Les années 1950-1960 :

➾ L’âge d’or de la psycho sociale avec l’apparition de :

- Plusieurs laboratoires
- Discipline enseignée à l’Université (Paris Sorbonne)
- Système de publication dans des revues scientifiques
- Diffusion de plusieurs thèmes de recherche : perception sociale, agression et violence,
attraction et amour, prise de décision…

Crise des années 1970 :

- Ere des doutes : certains soutiennent que la séparation est trop grande entre la « vie réelle »
et « l’expérience de laboratoire ».
- Critique de la méthode expérimentale : sorte de séparation entre ce à quoi les psy sociaux
voudraient servir et ce à quoi ils ont l’impression d’être utilisés : division entre
expérimentation en laboratoire et enquête de terrain.
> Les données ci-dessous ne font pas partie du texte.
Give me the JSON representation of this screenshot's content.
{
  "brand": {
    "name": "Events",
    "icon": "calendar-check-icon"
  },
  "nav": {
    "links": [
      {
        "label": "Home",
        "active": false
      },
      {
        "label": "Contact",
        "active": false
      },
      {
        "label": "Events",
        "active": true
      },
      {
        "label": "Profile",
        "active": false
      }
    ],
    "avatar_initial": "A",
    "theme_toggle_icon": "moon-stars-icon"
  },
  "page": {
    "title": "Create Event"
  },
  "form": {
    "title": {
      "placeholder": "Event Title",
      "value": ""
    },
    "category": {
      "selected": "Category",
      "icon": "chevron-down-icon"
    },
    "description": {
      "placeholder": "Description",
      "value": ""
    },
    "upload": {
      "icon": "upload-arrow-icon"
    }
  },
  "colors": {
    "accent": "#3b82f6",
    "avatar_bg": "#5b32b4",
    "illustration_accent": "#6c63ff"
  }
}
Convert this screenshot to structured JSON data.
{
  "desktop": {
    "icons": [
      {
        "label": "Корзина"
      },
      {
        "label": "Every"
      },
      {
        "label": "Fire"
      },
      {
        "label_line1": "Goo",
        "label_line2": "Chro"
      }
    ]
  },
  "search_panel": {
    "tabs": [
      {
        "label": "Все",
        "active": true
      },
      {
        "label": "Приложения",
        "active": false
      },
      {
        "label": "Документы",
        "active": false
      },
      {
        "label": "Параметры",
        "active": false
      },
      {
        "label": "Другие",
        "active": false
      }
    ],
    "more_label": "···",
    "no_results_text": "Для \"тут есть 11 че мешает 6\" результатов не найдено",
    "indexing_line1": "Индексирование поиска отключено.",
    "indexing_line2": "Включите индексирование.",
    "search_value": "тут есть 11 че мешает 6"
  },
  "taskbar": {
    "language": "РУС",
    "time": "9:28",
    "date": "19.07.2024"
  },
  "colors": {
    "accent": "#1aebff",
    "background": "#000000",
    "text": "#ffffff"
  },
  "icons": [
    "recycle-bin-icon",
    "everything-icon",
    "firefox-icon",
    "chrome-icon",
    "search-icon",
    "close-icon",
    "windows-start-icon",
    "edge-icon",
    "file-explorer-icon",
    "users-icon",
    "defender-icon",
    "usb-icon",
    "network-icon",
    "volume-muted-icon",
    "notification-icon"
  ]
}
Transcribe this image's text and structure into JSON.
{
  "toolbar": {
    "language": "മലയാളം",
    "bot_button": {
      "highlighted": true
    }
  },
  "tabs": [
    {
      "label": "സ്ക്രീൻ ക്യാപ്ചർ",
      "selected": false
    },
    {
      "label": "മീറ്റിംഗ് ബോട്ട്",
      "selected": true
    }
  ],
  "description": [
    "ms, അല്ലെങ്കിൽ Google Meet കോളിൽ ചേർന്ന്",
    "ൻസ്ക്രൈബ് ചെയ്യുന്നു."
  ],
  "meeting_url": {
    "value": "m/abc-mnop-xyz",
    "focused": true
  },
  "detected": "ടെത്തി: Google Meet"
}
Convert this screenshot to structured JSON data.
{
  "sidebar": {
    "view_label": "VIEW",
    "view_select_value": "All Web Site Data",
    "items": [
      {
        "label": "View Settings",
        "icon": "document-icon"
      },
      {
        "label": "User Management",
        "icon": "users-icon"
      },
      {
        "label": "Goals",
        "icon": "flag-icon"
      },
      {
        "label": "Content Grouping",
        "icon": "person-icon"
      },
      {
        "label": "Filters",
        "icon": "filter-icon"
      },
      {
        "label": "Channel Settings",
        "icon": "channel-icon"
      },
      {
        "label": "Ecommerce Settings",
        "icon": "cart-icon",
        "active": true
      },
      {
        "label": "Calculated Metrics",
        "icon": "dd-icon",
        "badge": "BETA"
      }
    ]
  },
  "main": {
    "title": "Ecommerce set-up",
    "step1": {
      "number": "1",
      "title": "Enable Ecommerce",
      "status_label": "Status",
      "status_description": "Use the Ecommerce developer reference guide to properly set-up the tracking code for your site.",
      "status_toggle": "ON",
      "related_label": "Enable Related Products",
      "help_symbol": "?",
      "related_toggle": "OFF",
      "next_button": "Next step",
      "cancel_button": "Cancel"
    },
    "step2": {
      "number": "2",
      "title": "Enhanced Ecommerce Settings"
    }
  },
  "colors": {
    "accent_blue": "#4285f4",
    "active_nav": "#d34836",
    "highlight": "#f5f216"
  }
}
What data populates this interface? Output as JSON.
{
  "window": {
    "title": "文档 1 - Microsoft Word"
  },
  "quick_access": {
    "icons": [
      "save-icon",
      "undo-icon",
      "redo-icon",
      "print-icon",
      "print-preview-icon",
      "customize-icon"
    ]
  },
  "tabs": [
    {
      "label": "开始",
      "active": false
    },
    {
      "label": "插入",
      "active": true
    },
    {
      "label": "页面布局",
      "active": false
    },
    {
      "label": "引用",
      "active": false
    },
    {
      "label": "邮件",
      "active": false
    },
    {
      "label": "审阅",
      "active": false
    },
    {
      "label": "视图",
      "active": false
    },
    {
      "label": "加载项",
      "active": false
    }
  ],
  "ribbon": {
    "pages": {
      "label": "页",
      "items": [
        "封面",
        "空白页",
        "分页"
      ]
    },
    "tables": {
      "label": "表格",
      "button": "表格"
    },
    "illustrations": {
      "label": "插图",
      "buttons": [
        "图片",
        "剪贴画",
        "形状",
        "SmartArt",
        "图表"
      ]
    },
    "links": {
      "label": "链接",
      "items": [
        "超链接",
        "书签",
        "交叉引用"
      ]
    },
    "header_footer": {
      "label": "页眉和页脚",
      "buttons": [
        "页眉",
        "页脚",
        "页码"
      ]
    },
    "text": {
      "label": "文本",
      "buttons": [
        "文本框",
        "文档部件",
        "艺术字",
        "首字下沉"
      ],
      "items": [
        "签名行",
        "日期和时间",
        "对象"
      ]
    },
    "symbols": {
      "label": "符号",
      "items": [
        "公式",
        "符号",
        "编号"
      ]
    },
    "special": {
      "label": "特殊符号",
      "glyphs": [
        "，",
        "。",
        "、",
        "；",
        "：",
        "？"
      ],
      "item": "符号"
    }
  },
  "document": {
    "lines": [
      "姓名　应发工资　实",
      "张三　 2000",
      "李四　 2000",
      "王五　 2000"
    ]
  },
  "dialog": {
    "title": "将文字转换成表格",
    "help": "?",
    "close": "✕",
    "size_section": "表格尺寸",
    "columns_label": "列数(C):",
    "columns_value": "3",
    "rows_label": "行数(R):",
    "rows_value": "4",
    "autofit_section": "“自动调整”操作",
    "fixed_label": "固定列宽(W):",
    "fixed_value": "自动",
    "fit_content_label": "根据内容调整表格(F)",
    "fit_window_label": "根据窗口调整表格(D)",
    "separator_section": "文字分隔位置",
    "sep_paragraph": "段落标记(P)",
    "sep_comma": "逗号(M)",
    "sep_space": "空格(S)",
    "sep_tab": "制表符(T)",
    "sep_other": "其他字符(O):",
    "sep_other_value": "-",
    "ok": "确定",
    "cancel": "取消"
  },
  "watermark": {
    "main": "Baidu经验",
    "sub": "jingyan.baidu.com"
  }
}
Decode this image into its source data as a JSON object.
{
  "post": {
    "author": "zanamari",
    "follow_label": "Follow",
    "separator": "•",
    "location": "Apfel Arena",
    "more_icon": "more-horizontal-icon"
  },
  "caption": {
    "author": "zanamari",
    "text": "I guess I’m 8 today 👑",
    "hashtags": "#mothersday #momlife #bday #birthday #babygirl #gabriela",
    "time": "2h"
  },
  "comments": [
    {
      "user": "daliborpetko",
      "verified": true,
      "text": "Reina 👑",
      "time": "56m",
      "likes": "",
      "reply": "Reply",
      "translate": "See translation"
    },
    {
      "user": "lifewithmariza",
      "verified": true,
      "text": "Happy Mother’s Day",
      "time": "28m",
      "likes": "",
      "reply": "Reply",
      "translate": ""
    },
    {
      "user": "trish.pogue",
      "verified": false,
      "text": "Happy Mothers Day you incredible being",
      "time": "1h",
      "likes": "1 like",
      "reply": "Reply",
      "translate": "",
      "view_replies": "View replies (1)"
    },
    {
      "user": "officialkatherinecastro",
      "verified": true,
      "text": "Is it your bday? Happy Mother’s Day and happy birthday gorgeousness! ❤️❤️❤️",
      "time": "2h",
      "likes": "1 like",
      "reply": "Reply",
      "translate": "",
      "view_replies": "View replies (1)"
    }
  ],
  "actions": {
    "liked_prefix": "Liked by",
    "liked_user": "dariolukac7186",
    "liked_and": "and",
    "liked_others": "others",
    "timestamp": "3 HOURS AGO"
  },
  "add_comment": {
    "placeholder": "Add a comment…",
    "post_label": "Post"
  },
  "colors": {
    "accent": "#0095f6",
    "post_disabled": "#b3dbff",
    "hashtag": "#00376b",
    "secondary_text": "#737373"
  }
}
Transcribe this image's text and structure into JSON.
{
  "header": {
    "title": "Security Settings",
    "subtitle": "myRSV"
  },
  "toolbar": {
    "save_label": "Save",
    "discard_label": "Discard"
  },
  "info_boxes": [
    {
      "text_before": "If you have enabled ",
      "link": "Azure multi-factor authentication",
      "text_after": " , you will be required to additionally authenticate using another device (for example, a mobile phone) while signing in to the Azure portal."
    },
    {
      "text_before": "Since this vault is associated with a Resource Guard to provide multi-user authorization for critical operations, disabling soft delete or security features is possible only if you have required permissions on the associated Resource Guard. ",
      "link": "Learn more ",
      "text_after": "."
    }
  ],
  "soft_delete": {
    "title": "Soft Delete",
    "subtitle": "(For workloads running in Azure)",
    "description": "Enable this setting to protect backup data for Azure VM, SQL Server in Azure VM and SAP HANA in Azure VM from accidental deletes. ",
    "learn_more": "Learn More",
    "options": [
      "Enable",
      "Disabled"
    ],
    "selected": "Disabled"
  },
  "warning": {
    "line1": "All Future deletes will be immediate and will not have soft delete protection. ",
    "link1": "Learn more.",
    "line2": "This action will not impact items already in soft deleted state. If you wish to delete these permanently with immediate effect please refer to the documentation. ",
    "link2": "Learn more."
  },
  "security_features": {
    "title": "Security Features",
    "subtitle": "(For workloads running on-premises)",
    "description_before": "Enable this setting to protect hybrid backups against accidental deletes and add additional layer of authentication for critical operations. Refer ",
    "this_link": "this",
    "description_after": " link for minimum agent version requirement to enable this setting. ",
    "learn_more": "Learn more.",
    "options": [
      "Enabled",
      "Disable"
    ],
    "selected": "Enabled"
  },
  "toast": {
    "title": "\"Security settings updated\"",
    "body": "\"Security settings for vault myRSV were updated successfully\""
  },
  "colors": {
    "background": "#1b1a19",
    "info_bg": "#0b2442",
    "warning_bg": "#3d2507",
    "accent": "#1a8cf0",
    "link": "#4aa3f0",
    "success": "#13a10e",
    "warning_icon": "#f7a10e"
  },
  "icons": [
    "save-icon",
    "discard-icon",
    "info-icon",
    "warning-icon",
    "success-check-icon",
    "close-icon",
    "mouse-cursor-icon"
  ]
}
Aujourd’hui : crise de la réplication :

La réplication est un des fondements scientifiques : si un modèle représente de façon correcte la


réalité, l’expérience qui permet de démontrer ce modèle doit pouvoir être reproduite. Si les
conditions sont identiques, on doit pouvoir retrouver les mêmes résultats. Pb : on n’arrive pas à
retrouver les mêmes résultats pour certaines études !

Solutions : les chercheurs adoptent des nouvelles pratiques de recherche qui ont pour objectif
d’augmenter la validité des savoirs diffusés dans les revues scientifiques (les sciences ouvertes).